WAS IT HARD TO LEAVE GUCCI?

It was horrible. I did not want to leave. I was deeply, deeply depressed for probably six months. I felt like my life might just end. It’s only recently that I’m completely over it.

WHAT WAS THE BIGGEST SHOCK FOR YOU WHEN YOU LEFT?

I could not even send an e-mail because I had three assistants, so I never had to learn. I hadn’t shopped online. I didn’t appreciate how key that was to the way people shopped and lived today. I don’t think I was actually a contemporary person any longer, because I had become so isolated and removed from all of the daily activities that you do when you have the time to do them.

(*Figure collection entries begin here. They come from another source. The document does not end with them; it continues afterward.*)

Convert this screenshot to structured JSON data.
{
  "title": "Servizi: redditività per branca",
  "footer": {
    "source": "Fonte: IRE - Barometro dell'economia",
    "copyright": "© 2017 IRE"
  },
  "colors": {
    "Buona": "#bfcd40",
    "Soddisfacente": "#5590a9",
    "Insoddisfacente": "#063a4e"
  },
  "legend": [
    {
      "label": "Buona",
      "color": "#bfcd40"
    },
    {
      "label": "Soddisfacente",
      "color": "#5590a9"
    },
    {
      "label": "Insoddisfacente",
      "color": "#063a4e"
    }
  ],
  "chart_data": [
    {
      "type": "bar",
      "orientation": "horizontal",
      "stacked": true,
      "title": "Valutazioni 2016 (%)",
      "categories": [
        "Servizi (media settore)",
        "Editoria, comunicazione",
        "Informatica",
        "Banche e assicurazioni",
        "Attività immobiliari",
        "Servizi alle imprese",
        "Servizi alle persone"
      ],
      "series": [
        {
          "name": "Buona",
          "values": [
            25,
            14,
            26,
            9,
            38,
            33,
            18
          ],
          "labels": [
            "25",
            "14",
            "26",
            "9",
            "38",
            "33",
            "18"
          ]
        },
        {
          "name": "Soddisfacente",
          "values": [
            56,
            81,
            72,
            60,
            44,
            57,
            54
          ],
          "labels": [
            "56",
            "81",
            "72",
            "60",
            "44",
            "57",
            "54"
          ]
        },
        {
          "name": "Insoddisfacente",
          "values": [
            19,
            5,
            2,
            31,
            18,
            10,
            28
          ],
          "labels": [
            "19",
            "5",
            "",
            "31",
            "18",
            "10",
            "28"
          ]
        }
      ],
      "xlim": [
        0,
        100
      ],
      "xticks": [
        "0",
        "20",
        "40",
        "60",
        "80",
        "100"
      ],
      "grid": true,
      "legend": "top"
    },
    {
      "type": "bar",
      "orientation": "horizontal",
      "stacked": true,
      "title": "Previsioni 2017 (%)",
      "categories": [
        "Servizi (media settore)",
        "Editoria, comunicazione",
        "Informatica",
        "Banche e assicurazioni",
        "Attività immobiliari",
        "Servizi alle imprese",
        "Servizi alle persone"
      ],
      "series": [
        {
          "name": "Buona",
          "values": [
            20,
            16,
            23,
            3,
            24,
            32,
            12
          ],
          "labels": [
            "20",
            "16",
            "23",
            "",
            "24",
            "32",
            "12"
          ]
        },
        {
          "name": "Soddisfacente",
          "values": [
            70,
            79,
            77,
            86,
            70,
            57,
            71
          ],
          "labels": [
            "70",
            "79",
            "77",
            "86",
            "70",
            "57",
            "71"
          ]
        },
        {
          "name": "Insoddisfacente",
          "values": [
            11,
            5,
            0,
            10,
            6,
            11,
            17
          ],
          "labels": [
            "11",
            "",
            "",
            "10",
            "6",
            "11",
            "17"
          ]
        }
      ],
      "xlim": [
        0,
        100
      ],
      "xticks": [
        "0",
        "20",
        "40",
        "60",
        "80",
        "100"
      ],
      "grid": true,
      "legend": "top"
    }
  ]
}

I hadn’t been in a grocery store in years.

BUT NOW YOU’RE WRITING SCREENPLAYS. HOW DID YOU LEARN TO DO THAT?

Well, actually, I was a very good writer when I was young. I’m not saying it’s great, but I had read so many scripts, and it became very apparent to me that I had an idea of what I was looking for. So I just fleshed out a treatment, broke it into three acts, wrote the character descriptions, developed the story line and then got Final Draft software and put it on my computer. Now I’m working on it with this screenwriter to really pull it into a real thing.

WHAT’S IT ABOUT?

It’s somewhat autobiographical, but I don’t want to tell you too much. It’s about people that you and I both could know. It’s set in London and Los Angeles. It’s a love story, but not a conventional one.

WILL YOU EVER DESIGN WOMEN’S CLOTHING AGAIN?

At this point I have absolutely no desire to go back to women’s ready-to-wear. It doesn’t mean that I won’t one day, because I do miss that too, but all I have to do is remind myself of the incredible amount of work that it takes. I guess I’m still a little bit shell-shocked, mostly from having left Gucci. It took me quite a few months to become a person again.

WHAT DO YOU MEAN?

I didn’t have a life other than work, and I had accepted that. I didn’t remember what it was like to spend time on my personal relationships or time thinking about things that made me happy. I know I sound a little born-again at the moment, but I’m trying so hard to hang on to what I’ve learned in the past year, which is that there’s a lot more to life than work and that work can be fun, because the past two or three years of my job were actually really horrible.

WHY A FRAGRANCE?

I wear fragrance. I love scent. And it’s a way to have a voice and a revenue stream with minimal work and a much longer shelf life than clothing.

DO YOU BELIEVE IN ANTIAGING CREAMS?

I believe in good old-fashioned Botox, collagen and a little bit of a face-lift when you need it. You should take care of your skin, but when your neck is hanging down to your shirt collar, nothing is going to help that other than having it trimmed away.

WHAT WOULD YOU CHANGE ABOUT FASHION IF YOU COULD?

Fashion would be more appealing to consumers if it didn’t change so quickly. The demand for change has put an enormous strain on the business and caused artificial changes in styles, and that ultimately is why so many people have rejected fashion and walk around in T shirts and comfortable pants.